Ma è un assetto che soprattutto l’imperialismo americano prova a dominare e che combina i suoi interessi nell’area mettendo insieme scambi commerciali, con investimenti diretti che solo nel 2017 si aggirano intorno a 50 miliardi di dollari, con la vendita di beni e servizi per miliardi, e tra questi una immensità di armi (l’India è il maggior importatore di armi al mondo attualmente), con la presenza massiccia di multinazionali, e dall’altro scambi politici, visto che gli Stati Uniti (che da punto di vista militare lasciano agire anche Israele) usano l’India nello scacchiere asiatico come controllo dell’area e contro l’espansionismo della Cina.
Questa enorme pressione dell’imperialismo sull’India accentua le terribili forme d’oppressione che il governo esercita sul proprio popolo.

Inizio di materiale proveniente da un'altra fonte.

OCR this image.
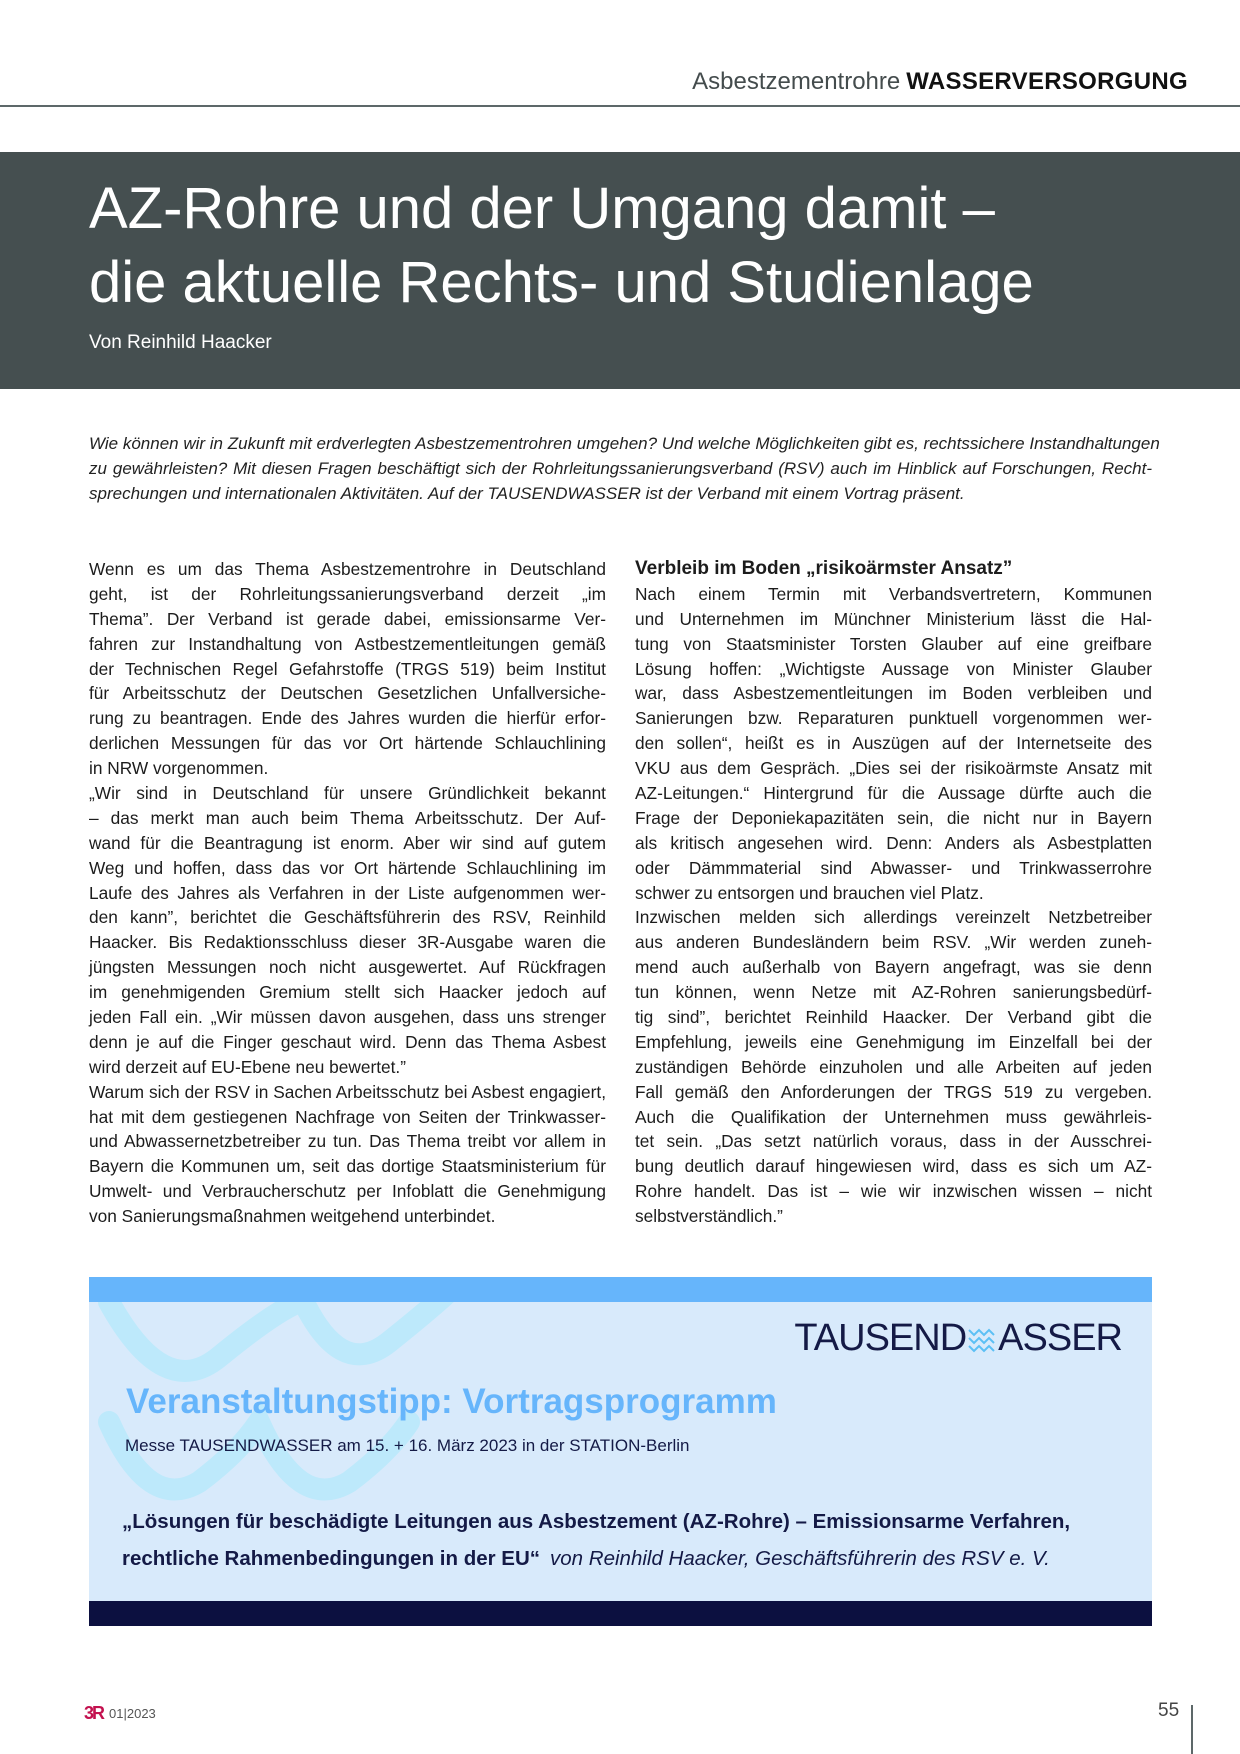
Asbestzementrohre WASSERVERSORGUNG
AZ-Rohre und der Umgang damit –
die aktuelle Rechts- und Studienlage
Von Reinhild Haacker
Wie können wir in Zukunft mit erdverlegten Asbestzementrohren umgehen? Und welche Möglichkeiten gibt es, rechtssichere Instandhaltungen
zu gewährleisten? Mit diesen Fragen beschäftigt sich der Rohrleitungssanierungsverband (RSV) auch im Hinblick auf Forschungen, Recht-
sprechungen und internationalen Aktivitäten. Auf der TAUSENDWASSER ist der Verband mit einem Vortrag präsent.
Wenn es um das Thema Asbestzementrohre in Deutschland
geht, ist der Rohrleitungssanierungsverband derzeit „im
Thema”. Der Verband ist gerade dabei, emissionsarme Ver-
fahren zur Instandhaltung von Astbestzementleitungen gemäß
der Technischen Regel Gefahrstoffe (TRGS 519) beim Institut
für Arbeitsschutz der Deutschen Gesetzlichen Unfallversiche-
rung zu beantragen. Ende des Jahres wurden die hierfür erfor-
derlichen Messungen für das vor Ort härtende Schlauchlining
in NRW vorgenommen.
„Wir sind in Deutschland für unsere Gründlichkeit bekannt
– das merkt man auch beim Thema Arbeitsschutz. Der Auf-
wand für die Beantragung ist enorm. Aber wir sind auf gutem
Weg und hoffen, dass das vor Ort härtende Schlauchlining im
Laufe des Jahres als Verfahren in der Liste aufgenommen wer-
den kann”, berichtet die Geschäftsführerin des RSV, Reinhild
Haacker. Bis Redaktionsschluss dieser 3R-Ausgabe waren die
jüngsten Messungen noch nicht ausgewertet. Auf Rückfragen
im genehmigenden Gremium stellt sich Haacker jedoch auf
jeden Fall ein. „Wir müssen davon ausgehen, dass uns strenger
denn je auf die Finger geschaut wird. Denn das Thema Asbest
wird derzeit auf EU-Ebene neu bewertet.”
Warum sich der RSV in Sachen Arbeitsschutz bei Asbest engagiert,
hat mit dem gestiegenen Nachfrage von Seiten der Trinkwasser-
und Abwassernetzbetreiber zu tun. Das Thema treibt vor allem in
Bayern die Kommunen um, seit das dortige Staatsministerium für
Umwelt- und Verbraucherschutz per Infoblatt die Genehmigung
von Sanierungsmaßnahmen weitgehend unterbindet.
Verbleib im Boden „risikoärmster Ansatz”
Nach einem Termin mit Verbandsvertretern, Kommunen
und Unternehmen im Münchner Ministerium lässt die Hal-
tung von Staatsminister Torsten Glauber auf eine greifbare
Lösung hoffen: „Wichtigste Aussage von Minister Glauber
war, dass Asbestzementleitungen im Boden verbleiben und
Sanierungen bzw. Reparaturen punktuell vorgenommen wer-
den sollen“, heißt es in Auszügen auf der Internetseite des
VKU aus dem Gespräch. „Dies sei der risikoärmste Ansatz mit
AZ-Leitungen.“ Hintergrund für die Aussage dürfte auch die
Frage der Deponiekapazitäten sein, die nicht nur in Bayern
als kritisch angesehen wird. Denn: Anders als Asbestplatten
oder Dämmmaterial sind Abwasser- und Trinkwasserrohre
schwer zu entsorgen und brauchen viel Platz.
Inzwischen melden sich allerdings vereinzelt Netzbetreiber
aus anderen Bundesländern beim RSV. „Wir werden zuneh-
mend auch außerhalb von Bayern angefragt, was sie denn
tun können, wenn Netze mit AZ-Rohren sanierungsbedürf-
tig sind”, berichtet Reinhild Haacker. Der Verband gibt die
Empfehlung, jeweils eine Genehmigung im Einzelfall bei der
zuständigen Behörde einzuholen und alle Arbeiten auf jeden
Fall gemäß den Anforderungen der TRGS 519 zu vergeben.
Auch die Qualifikation der Unternehmen muss gewährleis-
tet sein. „Das setzt natürlich voraus, dass in der Ausschrei-
bung deutlich darauf hingewiesen wird, dass es sich um AZ-
Rohre handelt. Das ist – wie wir inzwischen wissen – nicht
selbstverständlich.”
TAUSEND ASSER
Veranstaltungstipp: Vortragsprogramm
Messe TAUSENDWASSER am 15. + 16. März 2023 in der STATION-Berlin
„Lösungen für beschädigte Leitungen aus Asbestzement (AZ-Rohre) – Emissionsarme Verfahren,
rechtliche Rahmenbedingungen in der EU“ von Reinhild Haacker, Geschäftsführerin des RSV e. V.
3R 01|2023	55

Ma l’opposizione a questa barbarie si fa sentire non solo con i colpi della guerra popolare ed una enorme mobilitazione di massa, ma anche con la solidarietà attiva interna e internazionale: da alcuni anni infatti si susseguono manifestazioni in tutto il mondo in solidarietà con i prigionieri politici, a sostegno della guerra popolare, prima contro Singh e adesso contro Modi, con innumerevoli convegni e meeting (in Europa, quello di Amburgo del 2012 ha segnato un punto importante che ha costretto il governo indiano ad intervenire presso l’Unione Europea); all’interno e all’esterno del Paese con campagne contro l’attuale ondata di arresti, contro il fascismo indù e contro l’attuale Operazione Green Hunt, con le interpellanze all’Unione Europea, tutte iniziative che diventano anch’essi ostacoli sulla via del genocidio messo in atto dal governo, tutte iniziative di solidarietà concreta che diventano un’arma da usare in maniera sempre più determinata e forte.